The thing I always saw first in David's dining room was the far wall solidly covered with newspaper pictures of lynchings, pickets being beaten up by the police, Ukrainian wheat fields from
Soviet Russia Today,
photographs, torn out of books, of Lenin, Toussaint L'Ouverture, Frederick W. Douglass, Henri Barbusse, and Ernst Thaelmann. On the bureau next to his chemistry texts, ranged in front of the glass so that you saw their backs reflected in the glass whenever you looked at them, were the collected works of Lenin. On the wall above hung the usual oval photographs of the grandfather and grandmother, side by side staring down at me where I had nervously caught my shoes in the holes of the dark-brown linoleum. Whenever I looked away from those pictures on the far wall of Negroes hanging from the boughs of trees in the deep South, I would see those dead grandparents gloomily taking me in, and would feel that I had come up too close to some strange stone carving in the desert and had fallen between the cracks.

On those hot summer evenings you could hear through the screens the endless charging of the freight cars in the yards. The mother, already yellow with cancer, sat silently and stiffly propped up on pillows; a young boy sat at her feet waving a palmetto fan, and whenever she cried out, would glare up at me fiercely and dash into the kitchen for another glass of water. In that house the light of the early summer evening had the same yellowness as the mother's face. She was small, with her hair oddly cut short like a boy's; and whenever I saw her, wore an old patched middy blouse; the yellowness of that room ran in sick querulous waves down into the bandages thick over her left breast. From the stale weedy garden patch in the old "private" house next door, the dusty prong of an old tree pressed against the window screen, and when the screen rattled in the sudden windy darkening of the air before a rainstorm, seemed to expel a thin layer of dust into the room.

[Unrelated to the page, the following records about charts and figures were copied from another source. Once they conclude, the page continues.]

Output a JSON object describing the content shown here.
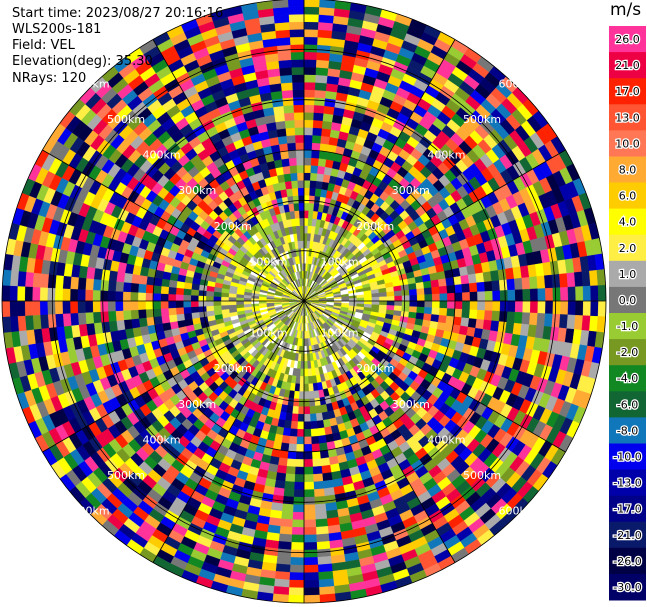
{
  "info": {
    "start_time": "Start time: 2023/08/27 20:16:16",
    "instrument": "WLS200s-181",
    "field": "Field: VEL",
    "elevation": "Elevation(deg): 35.30",
    "nrays": "NRays: 120"
  },
  "chart_data": {
    "type": "ppi-radar",
    "field": "VEL",
    "n_rays": 120,
    "ring_labels": [
      "100km",
      "200km",
      "300km",
      "400km",
      "500km",
      "600km"
    ],
    "ring_label_positions": [
      "inner",
      "2nd",
      "3rd",
      "4th",
      "5th",
      "outer"
    ],
    "colorbar": {
      "unit": "m/s",
      "levels": [
        {
          "label": "26.0",
          "color": "#ff3399"
        },
        {
          "label": "21.0",
          "color": "#ee0044"
        },
        {
          "label": "17.0",
          "color": "#ff2200"
        },
        {
          "label": "13.0",
          "color": "#ff5533"
        },
        {
          "label": "10.0",
          "color": "#ff7755"
        },
        {
          "label": "8.0",
          "color": "#ffaa33"
        },
        {
          "label": "6.0",
          "color": "#ffcc00"
        },
        {
          "label": "4.0",
          "color": "#ffff00"
        },
        {
          "label": "2.0",
          "color": "#ffee44"
        },
        {
          "label": "1.0",
          "color": "#aaaaaa"
        },
        {
          "label": "0.0",
          "color": "#777777"
        },
        {
          "label": "-1.0",
          "color": "#99cc33"
        },
        {
          "label": "-2.0",
          "color": "#779922"
        },
        {
          "label": "-4.0",
          "color": "#118822"
        },
        {
          "label": "-6.0",
          "color": "#116633"
        },
        {
          "label": "-8.0",
          "color": "#1177bb"
        },
        {
          "label": "-10.0",
          "color": "#0000ee"
        },
        {
          "label": "-13.0",
          "color": "#0000aa"
        },
        {
          "label": "-17.0",
          "color": "#000088"
        },
        {
          "label": "-21.0",
          "color": "#0a1a6b"
        },
        {
          "label": "-26.0",
          "color": "#000044"
        },
        {
          "label": "-30.0",
          "color": "#000066"
        }
      ]
    }
  }
}
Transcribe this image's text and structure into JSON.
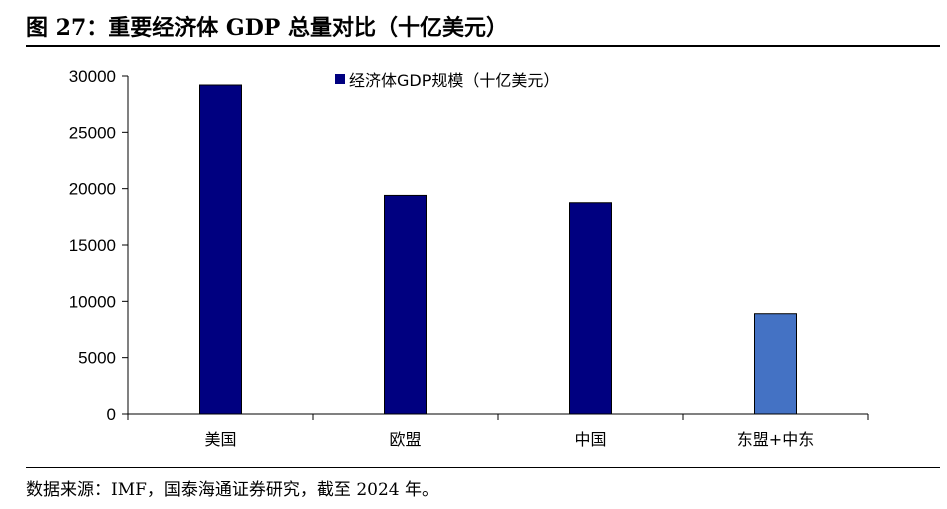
{
  "title": "图 27：重要经济体 GDP 总量对比（十亿美元）",
  "source": "数据来源：IMF，国泰海通证券研究，截至 2024 年。",
  "chart_data": {
    "type": "bar",
    "categories": [
      "美国",
      "欧盟",
      "中国",
      "东盟+中东"
    ],
    "series": [
      {
        "name": "经济体GDP规模（十亿美元）",
        "values": [
          29200,
          19400,
          18750,
          8900
        ]
      }
    ],
    "bar_colors": [
      "#000080",
      "#000080",
      "#000080",
      "#4472C4"
    ],
    "ylim": [
      0,
      30000
    ],
    "yticks": [
      0,
      5000,
      10000,
      15000,
      20000,
      25000,
      30000
    ],
    "xlabel": "",
    "ylabel": "",
    "grid": false,
    "legend_position": "top-center"
  }
}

Everything in that house looked as if it had come down to a few minimum utensils for eating, sleeping, and dying. I remember the peculiar desolation of the broken dining room chairs around the table, and how, every time I moved, my shoes seemed to catch in the holes of the linoleum. Yet far more than the poverty in that orphaned and rotting house; more, even, than the sense of impending death, it was some deep, brave, and awful earnestness before life itself I always felt there. From time to time I would even catch in the air the curious, unbelievable idea that David had stripped their life deliberately to those chemistry textbooks, the collected works of Lenin, those Negroes on the far wall hanged, castrated, and burned in darkest Georgia. I had never seen such a naked house. And that it should be lived in so indifferently; that David should walk so carelessly across the hollows in the linoleum as he went over to the bureau to seize a fresh volume of Lenin that might purge me of my
confusions
and harden me up at last; that the mother herself, whether from interest or despair, should ignore everything there but our bitter arguments as she silently looked down at us—it was just this that kept me coming back. The house was so naked, everyone in it seemed entirely free to think.

 

It was the lapping of the water against the wire fence I heard most below the sound of my voice when we went round and round the old reservoir. Those still, perfectly hot afternoons, Highland Park was so quiet, you could hear children talking to each other in the empty bandstand below, the drip of the water fountains down in the park, a girl laughing at the other end of the path around the reservoir. The reservoir rose at the very top of a hill; the hill overlooked the last of Brooklyn, the thousands of tombstones in the great cemeteries just beyond, distant windows blinking in the skyscrapers white in the sun over midtown Manhattan. But no one ever seemed to go to Highland Park much; the reservoir itself, they said, had not been used for years. Even in the middle of a June afternoon, the graveled path around it was so quiet, I could hear the water lapping against the wire fence.